IMAGEM USADA INDEVIDAMENTE
Drauzio Varella denuncia uso de imagem para venda de medicamentos falsos
Médico oncologista relata ser associado a venda de remédios falsificados e alerta sobre perigos para consumidores em plataformas digitais. Especialistas discutem regulação e responsabilidade.

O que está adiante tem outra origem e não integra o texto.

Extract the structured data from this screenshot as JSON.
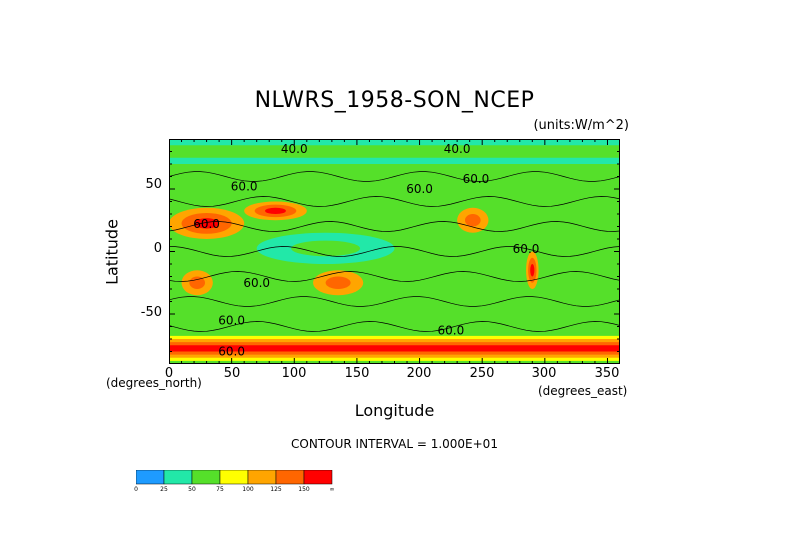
{
  "chart_data": {
    "type": "heatmap",
    "title": "NLWRS_1958-SON_NCEP",
    "units": "(units:W/m^2)",
    "xlabel": "Longitude",
    "ylabel": "Latitude",
    "x_unit_label_left": "(degrees_north)",
    "x_unit_label_right": "(degrees_east)",
    "xlim": [
      0,
      360
    ],
    "ylim": [
      -90,
      90
    ],
    "x_ticks": [
      "0",
      "50",
      "100",
      "150",
      "200",
      "250",
      "300",
      "350"
    ],
    "y_ticks": [
      "50",
      "0",
      "-50"
    ],
    "contour_text": "CONTOUR INTERVAL = 1.000E+01",
    "contour_labels": [
      "40.0",
      "40.0",
      "60.0",
      "60.0",
      "60.0",
      "60.0",
      "60.0",
      "60.0",
      "60.0",
      "60.0",
      "60.0"
    ],
    "colorbar": {
      "ticks": [
        "0",
        "25",
        "50",
        "75",
        "100",
        "125",
        "150",
        "∞"
      ],
      "colors": [
        "#1e9bff",
        "#22e8a8",
        "#55e02a",
        "#ffff00",
        "#ffa500",
        "#ff6600",
        "#ff0000"
      ]
    },
    "regions": [
      {
        "name": "global-background",
        "value_range": [
          50,
          75
        ]
      },
      {
        "name": "north-africa-arabia",
        "lon": [
          0,
          60
        ],
        "lat": [
          10,
          35
        ],
        "value_range": [
          100,
          150
        ]
      },
      {
        "name": "sahara-east",
        "lon": [
          60,
          110
        ],
        "lat": [
          25,
          40
        ],
        "value_range": [
          100,
          150
        ]
      },
      {
        "name": "australia",
        "lon": [
          115,
          155
        ],
        "lat": [
          -35,
          -15
        ],
        "value_range": [
          100,
          125
        ]
      },
      {
        "name": "mexico-desert",
        "lon": [
          230,
          255
        ],
        "lat": [
          15,
          35
        ],
        "value_range": [
          100,
          125
        ]
      },
      {
        "name": "southern-africa",
        "lon": [
          10,
          35
        ],
        "lat": [
          -35,
          -15
        ],
        "value_range": [
          100,
          125
        ]
      },
      {
        "name": "andes",
        "lon": [
          285,
          295
        ],
        "lat": [
          -30,
          0
        ],
        "value_range": [
          100,
          150
        ]
      },
      {
        "name": "antarctica-band",
        "lon": [
          0,
          360
        ],
        "lat": [
          -90,
          -65
        ],
        "value_range": [
          50,
          150
        ]
      },
      {
        "name": "tropical-warm-pool",
        "lon": [
          70,
          180
        ],
        "lat": [
          -10,
          15
        ],
        "value_range": [
          25,
          50
        ]
      },
      {
        "name": "high-arctic",
        "lon": [
          0,
          360
        ],
        "lat": [
          70,
          90
        ],
        "value_range": [
          25,
          50
        ]
      }
    ]
  }
}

nesta quarta-feira, 01/07/2026, durante o Metrópoles Talks “Produtos de saúde em plataformas digitais: quem protege o consumidor?”, o Dr. Drauzio Varella denunciou o uso indevido de sua imagem por quadrilhas que aplicam golpes com medicamentos falsos. O médico oncologista expressou preocupação com a dimensão global do problema, que no Brasil assume contornos particularmente graves, afetando a dignidade das pessoas que são enganadas. O Dr. Varella relatou que cidadãos o abordam na rua afirmando utilizar medicamentos que ele supostamente anunciou, quando na verdade não realiza publicidade de nenhum remédio. Ele apresentou um caso chocante: uma repórter descobriu um curso online para imitar sua voz e imagem, com o objetivo de vender produtos falsificados, e descobriu que 600 pessoas estavam matriculadas. Esse cenário evidencia a exploração de confiança e a potencial negligência das plataformas digitais. Ivo Bucaresky, ex-diretor da Anvisa, reforçou que a propaganda de medicamentos é proibida no Brasil, exceto para aqueles isentos de prescrição e sob rigorosas limitações. Ele alertou que qualquer propaganda de remédio fora dessas regras é irregular. Bucaresky destacou a crescente venda de produtos milagrosos e falsificados na internet, sem que as plataformas assumam responsabilidade, ignorando as exigências de controle de temperatura, umidade e estoque, além da supervisão de farmacêuticos, presentes em farmácias e hospitais licenciados. Fernando Aith, diretor do Centro de Pesquisas em Direito Sanitário da USP, explicou que a legislação atual prevê responsabilidade civil objetiva e solidária para quem causa danos com medicamentos. Isso significa que todos os envolvidos no ciclo de venda, do fabricante à plataforma digital, podem ser responsabilizados. No entanto, ele apontou que a responsabilidade em casos de infrações sanitárias e crimes como falsificação e propaganda enganosa, especialmente em ambientes virtuais onde a localização física é incerta, ainda necessita de regulamentação clara para definir a culpa. O evento, oferecido pela Associação Brasileira de Redes de Farmácias e Drogarias (Abrafarma), buscou debater os riscos sanitários da venda de produtos de saúde em plataformas digitais, os desafios da fiscalização, o papel da Anvisa e os limites de atuação dos marketplaces. A discussão visou oferecer informações essenciais sobre segurança, responsabilidade e regulação para os milhões de brasileiros que adquirem produtos de saúde online.